If the market is shrinking, take it over and raise prices.

Or your business could diversify and shift into other markets.

Anonymous 0 Comments

In some cases, you diversify. Most products require labor, a supply chain and/or vendors that can be adapted to different types of products.

You can also shift to a different business model where your services/goods go from being commodities to luxury items. If you’re making Model T’s in 1915, you’re rolling them off an assembly line for the common (well, slightly richer than common) man. If you’re making Model T’s in 2020, you’re making couture items for the wealthy.

However, a better way to describe a shrinking business is a ‘failing’ business. You will almost inevitably have liabilities that make it impossible to decline gracefully and you’ll discover that everyone connected to your company – employers, suppliers, vendors – will want to desert a sinking ship. Unless you open up new revenue streams, it’s normally better to simply close down when faced with a permanent decline in your business.

Anonymous 0 Comments

It is possible to grow in a shrinking market. I read an article about the Floppy disk king the other day, a line caught my eye:

> Over time, the total number of floppy users has gone down. However, the number of people who provided the product went down even faster.

https://eyeondesign.aiga.org/we-spoke-with-the-last-person-standing-in-the-floppy-disk-business

The other option is diversify. Compare the stories of Fujifilm and Kodak. Both made film for cameras, obviously a dying market. Fuji considered itself a chemical company, and saw what else it could do with its technology and expanded into medical imaging, cosmetics, pharmaceutical drugs, biologics manufacturing, optical films for flat-panel displays, etc. Kodak considered itself a camera company and tried to get into digital cameras, but it was a short lived market, quickly replaced by smart phones. Film cameras had continuing costs that just weren’t there for digital cameras, there was no equivalent market.

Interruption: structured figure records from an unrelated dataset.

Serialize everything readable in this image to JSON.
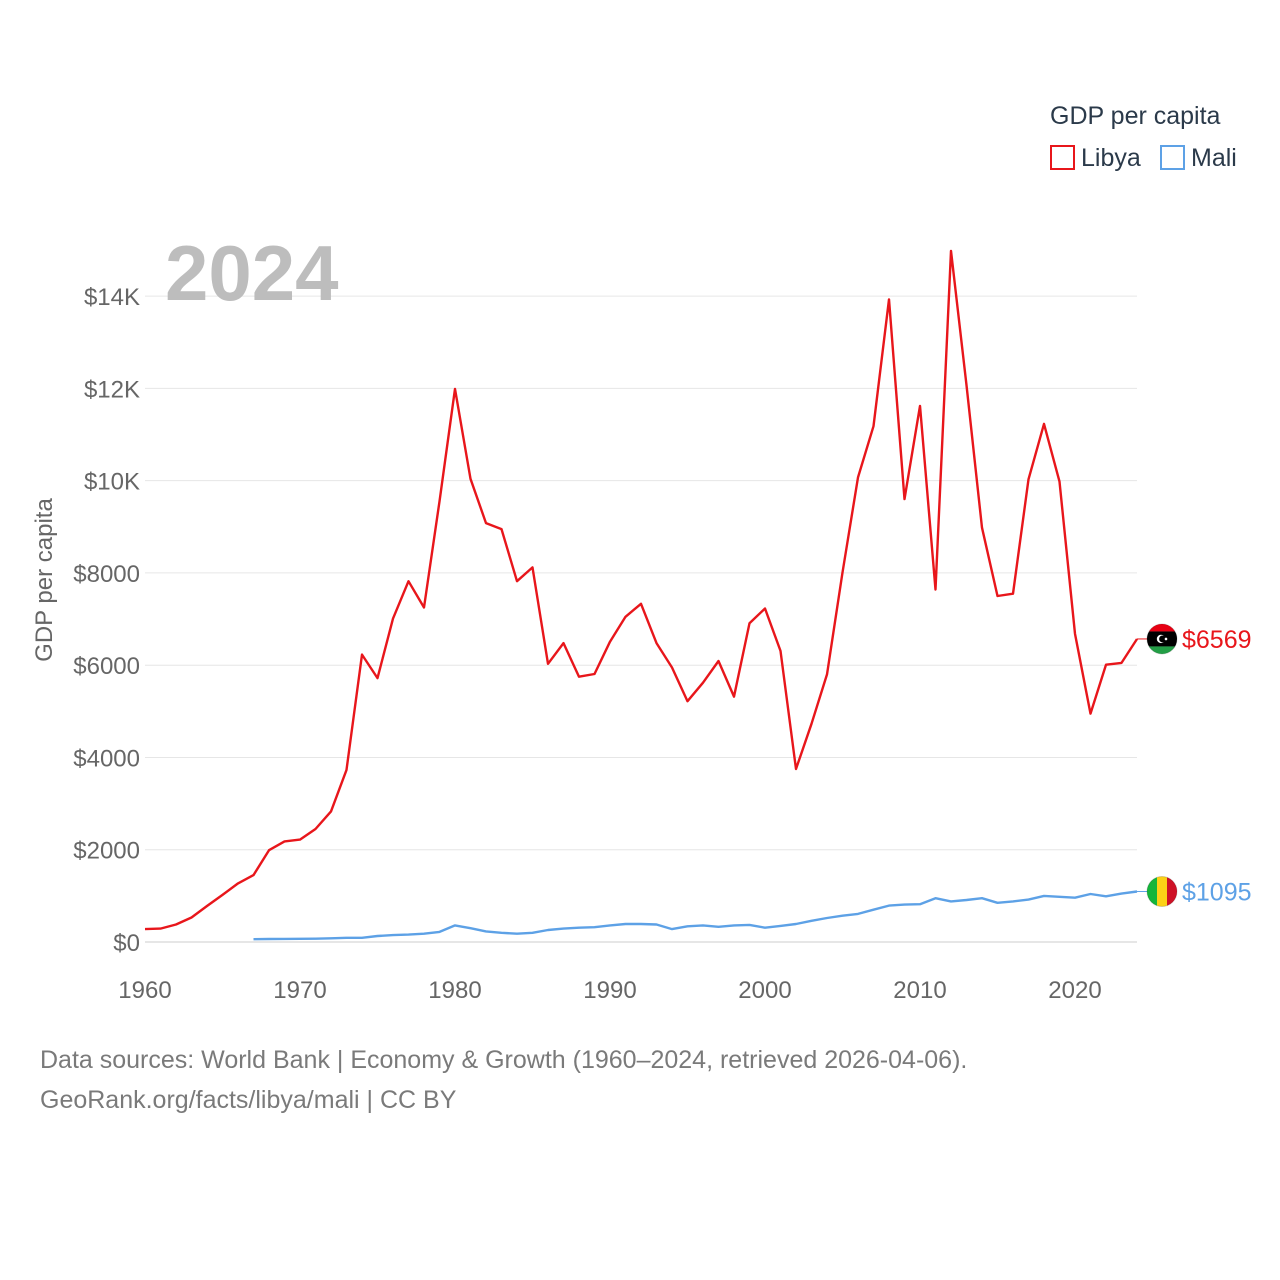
{
  "chart_data": {
    "type": "line",
    "year_label": "2024",
    "ylabel": "GDP per capita",
    "legend_title": "GDP per capita",
    "legend_position": "top-right",
    "ylim": [
      0,
      15000
    ],
    "xlim": [
      1960,
      2024
    ],
    "y_ticks": [
      {
        "value": 0,
        "label": "$0"
      },
      {
        "value": 2000,
        "label": "$2000"
      },
      {
        "value": 4000,
        "label": "$4000"
      },
      {
        "value": 6000,
        "label": "$6000"
      },
      {
        "value": 8000,
        "label": "$8000"
      },
      {
        "value": 10000,
        "label": "$10K"
      },
      {
        "value": 12000,
        "label": "$12K"
      },
      {
        "value": 14000,
        "label": "$14K"
      }
    ],
    "x_ticks": [
      {
        "value": 1960,
        "label": "1960"
      },
      {
        "value": 1970,
        "label": "1970"
      },
      {
        "value": 1980,
        "label": "1980"
      },
      {
        "value": 1990,
        "label": "1990"
      },
      {
        "value": 2000,
        "label": "2000"
      },
      {
        "value": 2010,
        "label": "2010"
      },
      {
        "value": 2020,
        "label": "2020"
      }
    ],
    "series": [
      {
        "name": "Libya",
        "color": "#e8161b",
        "flag_icon": "libya-flag-icon",
        "end_label": "$6569",
        "x": [
          1960,
          1961,
          1962,
          1963,
          1964,
          1965,
          1966,
          1967,
          1968,
          1969,
          1970,
          1971,
          1972,
          1973,
          1974,
          1975,
          1976,
          1977,
          1978,
          1979,
          1980,
          1981,
          1982,
          1983,
          1984,
          1985,
          1986,
          1987,
          1988,
          1989,
          1990,
          1991,
          1992,
          1993,
          1994,
          1995,
          1996,
          1997,
          1998,
          1999,
          2000,
          2001,
          2002,
          2003,
          2004,
          2005,
          2006,
          2007,
          2008,
          2009,
          2010,
          2011,
          2012,
          2013,
          2014,
          2015,
          2016,
          2017,
          2018,
          2019,
          2020,
          2021,
          2022,
          2023,
          2024
        ],
        "values": [
          280,
          290,
          380,
          530,
          780,
          1020,
          1270,
          1450,
          1990,
          2180,
          2220,
          2450,
          2830,
          3730,
          6230,
          5720,
          7010,
          7820,
          7250,
          9550,
          11990,
          10040,
          9080,
          8950,
          7820,
          8120,
          6030,
          6480,
          5750,
          5810,
          6510,
          7050,
          7330,
          6480,
          5950,
          5220,
          5620,
          6090,
          5320,
          6910,
          7230,
          6310,
          3750,
          4730,
          5800,
          8010,
          10070,
          11180,
          13930,
          9600,
          11620,
          7640,
          14980,
          12070,
          8980,
          7500,
          7550,
          10030,
          11230,
          9980,
          6680,
          4950,
          6010,
          6050,
          6569
        ]
      },
      {
        "name": "Mali",
        "color": "#5da1e6",
        "flag_icon": "mali-flag-icon",
        "end_label": "$1095",
        "x": [
          1967,
          1968,
          1969,
          1970,
          1971,
          1972,
          1973,
          1974,
          1975,
          1976,
          1977,
          1978,
          1979,
          1980,
          1981,
          1982,
          1983,
          1984,
          1985,
          1986,
          1987,
          1988,
          1989,
          1990,
          1991,
          1992,
          1993,
          1994,
          1995,
          1996,
          1997,
          1998,
          1999,
          2000,
          2001,
          2002,
          2003,
          2004,
          2005,
          2006,
          2007,
          2008,
          2009,
          2010,
          2011,
          2012,
          2013,
          2014,
          2015,
          2016,
          2017,
          2018,
          2019,
          2020,
          2021,
          2022,
          2023,
          2024
        ],
        "values": [
          60,
          65,
          68,
          70,
          72,
          80,
          90,
          90,
          130,
          150,
          160,
          180,
          220,
          360,
          300,
          230,
          200,
          180,
          200,
          260,
          290,
          310,
          320,
          360,
          390,
          390,
          380,
          280,
          340,
          360,
          330,
          360,
          370,
          310,
          350,
          390,
          460,
          520,
          570,
          610,
          700,
          790,
          810,
          820,
          950,
          880,
          910,
          950,
          850,
          880,
          920,
          1000,
          980,
          960,
          1040,
          990,
          1050,
          1095
        ]
      }
    ]
  },
  "footer": {
    "line1": "Data sources: World Bank | Economy & Growth (1960–2024, retrieved 2026-04-06).",
    "line2": "GeoRank.org/facts/libya/mali | CC BY"
  }
}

Another option is to not grow, if you know your product is a fad, use contract manufacturers. Never build your own factories.

If you are shrinking slow enough, you can just hope people quit / retire faster than you are shrinking.

Anonymous 0 Comments

I mean you can shrink as you once grew by laying people off that you once hired. There’s really no other healthy way to “shrink”

Anonymous 0 Comments

What is your definition of healthy? Laying off workers to match demand IS healthy for the company. Doesn’t mean it feels good. Have you ever tried to lose weight? For most people, that’s both healthy and doesn’t feel good.